The ancient spores, pollen, leaf and cuticle samples include some of the world's most exquisitely preserved plant matter - real tissue preserved in sediment as opposed to impressions left in rock - derived from western Queensland core samples.
Samples are so detailed they include fossilised fungi attached to individual leaves.
Most plants would have formed part of the diet of the herbivorous dinosaurs which roamed the continent, Dr Dettmann said. She said the core samples under examination came from the same area as the famous dinosaur stampede tracks at Winton.
'The project aims to reconstruct plant communities existing in Australia during the period and identify changing vegetational and environmental patterns through time and space using taxonomic and stable carbon isotope signals from fossilised spores, pollens, leaves, cuticles and other plant tissue,' Professor Stewart said.
Dr Pole said vegetation of the time would have consisted mainly of diverse conifer (pines) and ginkgos (the maidenhair tree) dotted with early flowering plants (herbs and trees).
'Marine fossils such as shellfish at the base of core samples suggest inland Australia was the site of a vast sea, gradually retreating and being replaced by a lake and river system,' Dr Pole said.
'Coal present in some of the drill cores suggests extensive swamps and therefore a wet environment.'
Ancient plant material, separated from other particles within the core samples using boiling water and acid, appears as a black compost which is studied using electron or light microscopes.
Professor Stewart uses mass spectrometry techniques to extract and study isotopes, in particular carbon 13, embedded in the cuticle or skin of ancient leaves.
'Isotope data provides information about the period's environmental conditions such as climate and atmospheric carbon dioxide content. So far, I have established these ancient cuticles contained much higher amounts of carbon 13 than plant cuticles today,' he said.
'I have also found that the type of photosynthesis used by the ancient flowering plants was very similar to that used by their descendants today, suggesting a lush environment with a good water supply.'
Dr Dettmann's research is concerned with ancient pollens while Dr Pole is studying the structure of ancient leaf cuticles, including their pores or stomata. As with pollens, stomata help identify the types of plants which existed at the time.

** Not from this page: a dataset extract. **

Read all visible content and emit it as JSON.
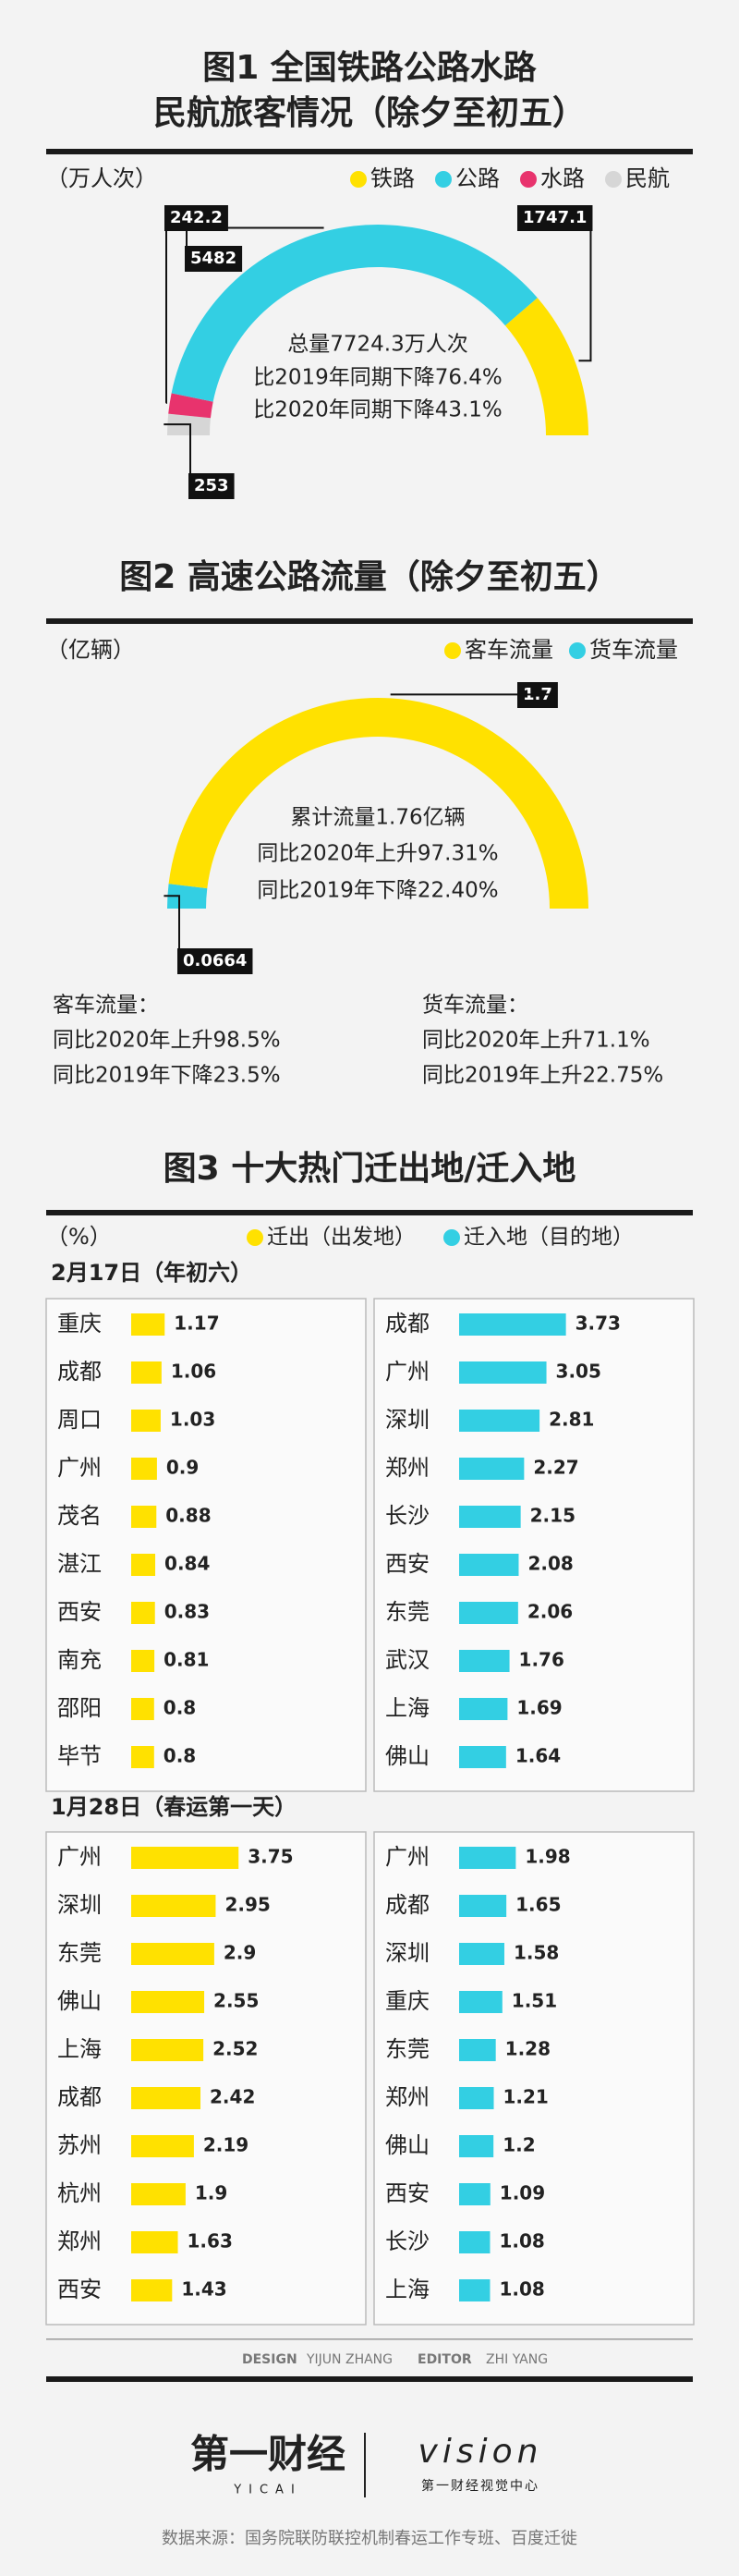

'The number and placement of cells around stomata are used to identify different species today. Interestingly, with the ancient angiosperms, there is often no consistency in cell numbers arranged around stomata - some have two, others many. This suggests the early angiosperms were throwing out many different plant styles to let evolution take its course and select the best form for survival,' Dr Pole said.
Dr Pole said relatives of the ancient plants existed today with some versions not drastically different from their ancestors, for example, the flame tree.
The Queensland Geological Survey provided the many core samples required for the study.